Wednesday, August 26, 2009

Trey McIntyre Project debuts in Sun Valley

World-renowned dance company to grace Pavilion stage

Express Staff Writer

The Trey McIntyre Project will present “The Sun Road” and makes its Sun Valley debut at the Sun Valley Pavilion. Photo by

The Trey McIntyre Project, created by Kansas-born choreographer Trey McIntyre, is a dance company whose reputation, skill, ingenuity and excellence in dance knows no boundaries. The company's home is in Boise, and it will make its Sun Valley debut at the Sun Valley Pavilion for two performances on Thursday, Aug. 27, and Friday, Aug. 28, at 9:30 p.m. Tickets range from $35 to $55.

The Trey McIntyre Project will be the first dance company to perform on the pavilion stage.

"It is an honor and we are excited to do it," company executive director and dancer John Michael Schert said. "Sun Valley is an amazing community and we get to connect with people living in Idaho. It's a great introduction."

Schert said this will be the beginning of an annual residence for the company. In addition, he said, the support and generosity of Sun Valley Co. has allowed the dance company to offer community outreach education in dance with free classes.

"We want to build strong relations with the community and have Sun Valley be our summer home," Schert said.

The company will perform a number of dance pieces including the Western debut of "The Sun Road," a new masterpiece commissioned by Wolf Trap Foundation for its "Face of America" series. "The Sun Road" is inspired by Glacier National Park, focusing on the environmental challenges the park faces with the impending loss of its glaciers.

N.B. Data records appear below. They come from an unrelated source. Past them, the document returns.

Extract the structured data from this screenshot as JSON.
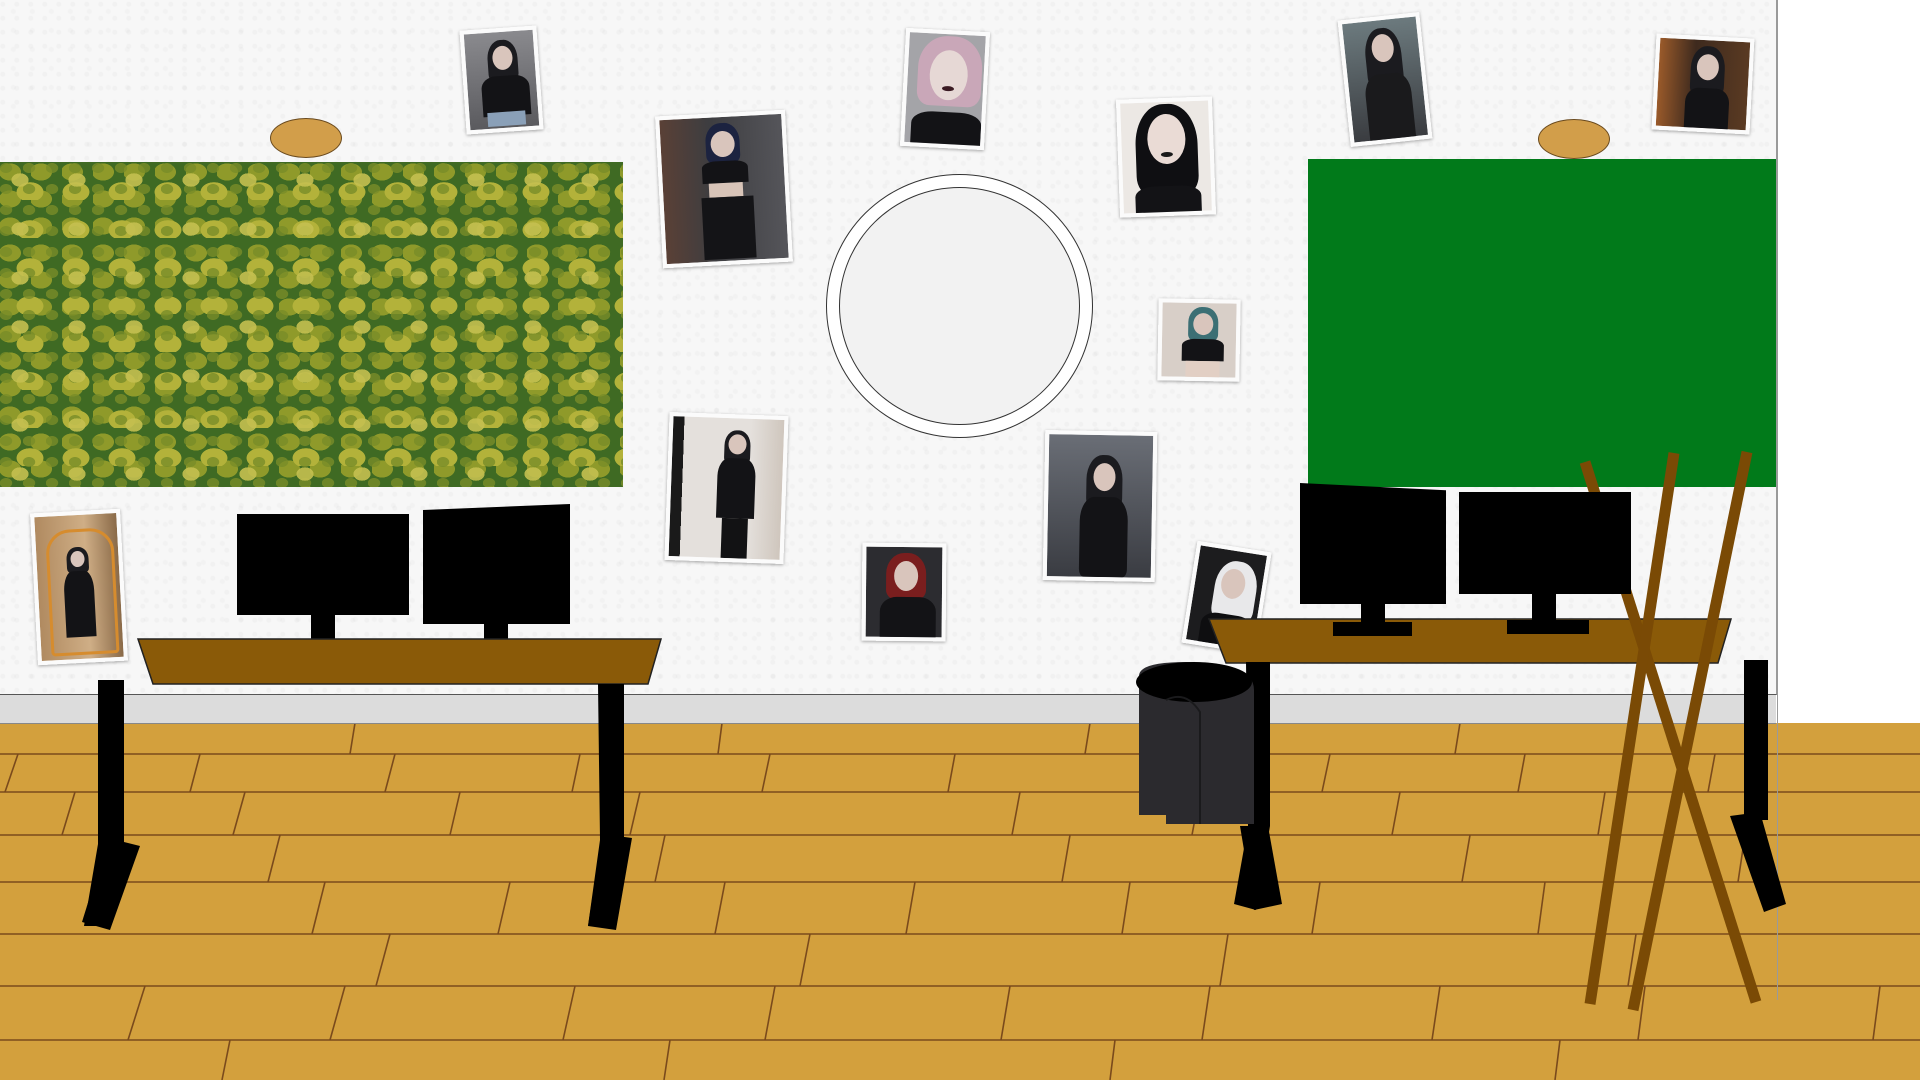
{
  "scene": {
    "description_tag": "studio-room",
    "colors": {
      "wall": "#f7f7f7",
      "floor": "#d3a03d",
      "floor_lines": "#7a4a1c",
      "green_screen": "#017a1a",
      "desk": "#8a5a08",
      "easel": "#7a4a05",
      "bin": "#2b2a2e"
    }
  },
  "photos": [
    {
      "id": "photo-1",
      "palette": [
        "#6e6e72",
        "#1b1b1f",
        "#d9c5bc",
        "#c9b5a8"
      ]
    },
    {
      "id": "photo-2",
      "palette": [
        "#4a4040",
        "#151518",
        "#d8c4b8",
        "#6d5e57"
      ]
    },
    {
      "id": "photo-3",
      "palette": [
        "#9a9a9e",
        "#111114",
        "#e4d3cf",
        "#c7a6b6"
      ]
    },
    {
      "id": "photo-4",
      "palette": [
        "#e8e4e0",
        "#0f0f12",
        "#eadbd5",
        "#2a2a2a"
      ]
    },
    {
      "id": "photo-5",
      "palette": [
        "#5c6b6e",
        "#1a1a1c",
        "#dcc8bd",
        "#3a3c40"
      ]
    },
    {
      "id": "photo-6",
      "palette": [
        "#3e2a1e",
        "#141416",
        "#dbc6b4",
        "#9a5a2a"
      ]
    },
    {
      "id": "photo-7",
      "palette": [
        "#d8cfc8",
        "#161618",
        "#e2cfc4",
        "#6aa3a8"
      ]
    },
    {
      "id": "photo-8",
      "palette": [
        "#e4e0dc",
        "#121214",
        "#dccabd",
        "#7a6f69"
      ]
    },
    {
      "id": "photo-9",
      "palette": [
        "#5a5e66",
        "#0e0e10",
        "#e2d4cf",
        "#2b2b30"
      ]
    },
    {
      "id": "photo-10",
      "palette": [
        "#2c2c30",
        "#18181a",
        "#e8d6cc",
        "#7a1e1e"
      ]
    },
    {
      "id": "photo-11",
      "palette": [
        "#1c1c1e",
        "#e8e8ea",
        "#e4d8d2",
        "#0e0e10"
      ]
    },
    {
      "id": "photo-12",
      "palette": [
        "#b08a60",
        "#161618",
        "#dbc6b4",
        "#d68c2e"
      ]
    }
  ]
}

McIntyre is the sixth choreographer to be invited to create a piece about a national park for the "Face" series, and he has chosen to create his work using a multi-media format that features large-scale video projections of footage filmed and edited by McIntyre in Glacier.

The filmed portion of "The Sun Road" captures the immense beauty of Glacier National Park, and features the dancers in many of the shots, who are, in McIntyre's words, "reacting to the natural environment."

The work is set to Blackfoot native pow-wow music and songs by Paul Simon and Nina Simone, and is performed live in front of the video projections.

"We have been working on it for two years," Schert said. "The park is stunning and we did scouting this past June with the company and a large film crew. We went to the park for a week to film on location."

Schert said a film was edited from the footage and will be submitted to film festivals.

McIntrye was also inspired to create another piece from his work on "The Sun Road" called "Shape." He created the seven-minute-long work while doing a residency at White Oak Plantation in Florida for "The Sun Road."

"It's incredible," Schert said. "Trey created it in three days, and it's a beautiful, unique piece."

The Trey McIntyre Project will premiere the never-before-seen "Shape" in Sun Valley. In addition, the company will be roaming Ketchum and Sun Valley and plans to do impromptu performances as part of a new engagement method called "spurban performances."

"You may see us performing on a street corner and think what is this, but it's us trying to do more while on tour," Schert said. "Sometimes people need to see art out of context."